鹿晚眼睛有點發澀,她點開朋友圈刷了一下,剛剛往下翻了一屏就看到了一個陌生的朋友圈。鹿晚看了一下備注,寫的是宋小姐。

是宋雲思,宋雲思發了一個在夜場娛樂的九宮格,配文:歡迎安妮姐姐回國,一起來嗨呀。

鹿晚眼尖,一眼就看到了坐在一群人角落裏的某個身影——是霍承錫。

鹿晚點開那張照片,他手裏夾着煙,微微低着頭,袅繞的煙霧迷漫在他眼前,将他的輪廓描摹得格外虛無缥缈,他的旁邊坐着好幾個人,其中有兩個是那天她在雪竹苑看見過的。霍承錫的旁邊露出了一角紅色的衣擺,應該是裴安妮吧。

還有一張照片,是宋雲思和幾個女孩子的合影,其中有一個女孩,穿着紅色的套裝,那張臉鹿晚看着格外熟悉。正是下午在cbd遇到的那位。

鹿晚擡頭看了一眼鏡子裏自己的臉,下午的時候只是匆匆一瞥,也沒仔細看,此刻她才發覺,原來世界上竟然真的有這種毫無血緣關系的兩個人長得這麽像。

鹿晚看着照片裏裴安妮笑容燦爛的樣子,內心仿佛是被穿了孔,劇烈地疼了起來。

鹿晚翻到了照片的最後一張,那是兩個牽着的手。女孩子的手纖細如蔥,男人的手修長白皙,手臂上有青筋微微暴起,手腕上戴着The Grandmaster Chime 限量版棕色腕表。
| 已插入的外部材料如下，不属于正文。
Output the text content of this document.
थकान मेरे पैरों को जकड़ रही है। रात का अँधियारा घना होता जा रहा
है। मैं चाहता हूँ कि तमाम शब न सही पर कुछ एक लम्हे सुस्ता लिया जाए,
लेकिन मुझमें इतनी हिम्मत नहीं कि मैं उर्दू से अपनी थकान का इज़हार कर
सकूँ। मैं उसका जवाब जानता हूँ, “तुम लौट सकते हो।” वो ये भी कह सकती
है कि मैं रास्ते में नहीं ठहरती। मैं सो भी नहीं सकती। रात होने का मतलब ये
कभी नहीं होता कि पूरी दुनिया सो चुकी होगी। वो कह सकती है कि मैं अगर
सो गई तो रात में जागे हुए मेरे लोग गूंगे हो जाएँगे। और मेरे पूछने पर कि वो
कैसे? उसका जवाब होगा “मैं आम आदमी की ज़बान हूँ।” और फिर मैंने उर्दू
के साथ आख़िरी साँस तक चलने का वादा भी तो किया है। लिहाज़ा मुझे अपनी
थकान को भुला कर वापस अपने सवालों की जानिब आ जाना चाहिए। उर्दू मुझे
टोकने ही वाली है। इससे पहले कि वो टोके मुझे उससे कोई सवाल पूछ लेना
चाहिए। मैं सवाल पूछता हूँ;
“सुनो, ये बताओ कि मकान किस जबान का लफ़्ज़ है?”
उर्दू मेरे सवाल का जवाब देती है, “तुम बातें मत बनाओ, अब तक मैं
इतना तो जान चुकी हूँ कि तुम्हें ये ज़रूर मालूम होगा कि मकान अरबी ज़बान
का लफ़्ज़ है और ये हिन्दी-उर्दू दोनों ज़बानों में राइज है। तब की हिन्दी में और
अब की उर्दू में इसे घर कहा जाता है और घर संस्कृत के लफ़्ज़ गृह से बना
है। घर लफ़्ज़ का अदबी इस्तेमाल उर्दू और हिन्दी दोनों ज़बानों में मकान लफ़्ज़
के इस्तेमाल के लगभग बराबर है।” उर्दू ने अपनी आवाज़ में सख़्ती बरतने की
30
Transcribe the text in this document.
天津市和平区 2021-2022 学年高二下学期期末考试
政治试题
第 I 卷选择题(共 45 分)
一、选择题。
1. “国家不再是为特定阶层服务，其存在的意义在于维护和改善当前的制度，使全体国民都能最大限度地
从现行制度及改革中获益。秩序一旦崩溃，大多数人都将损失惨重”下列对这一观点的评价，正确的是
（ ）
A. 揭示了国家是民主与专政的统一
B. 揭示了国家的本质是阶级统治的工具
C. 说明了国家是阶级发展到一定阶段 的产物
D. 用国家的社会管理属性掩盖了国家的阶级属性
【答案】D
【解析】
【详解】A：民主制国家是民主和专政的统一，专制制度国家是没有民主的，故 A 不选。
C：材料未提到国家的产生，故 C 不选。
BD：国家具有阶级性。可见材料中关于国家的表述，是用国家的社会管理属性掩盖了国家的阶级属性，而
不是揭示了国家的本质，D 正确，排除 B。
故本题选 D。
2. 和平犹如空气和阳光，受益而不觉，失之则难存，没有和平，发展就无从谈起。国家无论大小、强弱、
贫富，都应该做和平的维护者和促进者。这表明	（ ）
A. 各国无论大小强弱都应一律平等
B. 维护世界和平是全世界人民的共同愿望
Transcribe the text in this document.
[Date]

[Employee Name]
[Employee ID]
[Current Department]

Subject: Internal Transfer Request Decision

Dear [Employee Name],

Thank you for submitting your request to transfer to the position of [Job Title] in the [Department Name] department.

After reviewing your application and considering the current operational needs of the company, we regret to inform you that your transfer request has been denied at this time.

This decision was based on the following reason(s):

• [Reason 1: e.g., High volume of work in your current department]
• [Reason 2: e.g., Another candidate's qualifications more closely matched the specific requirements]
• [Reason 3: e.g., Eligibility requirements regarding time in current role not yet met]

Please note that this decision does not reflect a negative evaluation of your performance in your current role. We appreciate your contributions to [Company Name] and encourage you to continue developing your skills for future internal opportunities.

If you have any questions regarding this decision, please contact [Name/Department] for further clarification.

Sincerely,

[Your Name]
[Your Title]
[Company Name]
這只手鹿晚曾牽過無數次,所以她再熟悉不過,那麽另外那一只女孩的手,應該是裴安妮吧。

那一夜,鹿晚沒怎麽合眼。天快亮的時候接到醫院裏的電話,說江雲霞女士忽然心髒驟停。

鹿晚瘋了一般趕去了醫院,好在在醫生的及時搶救下又救了回來,醫生告訴鹿晚,手術越早做越好,否則江雲霞女士随時都有生命危險。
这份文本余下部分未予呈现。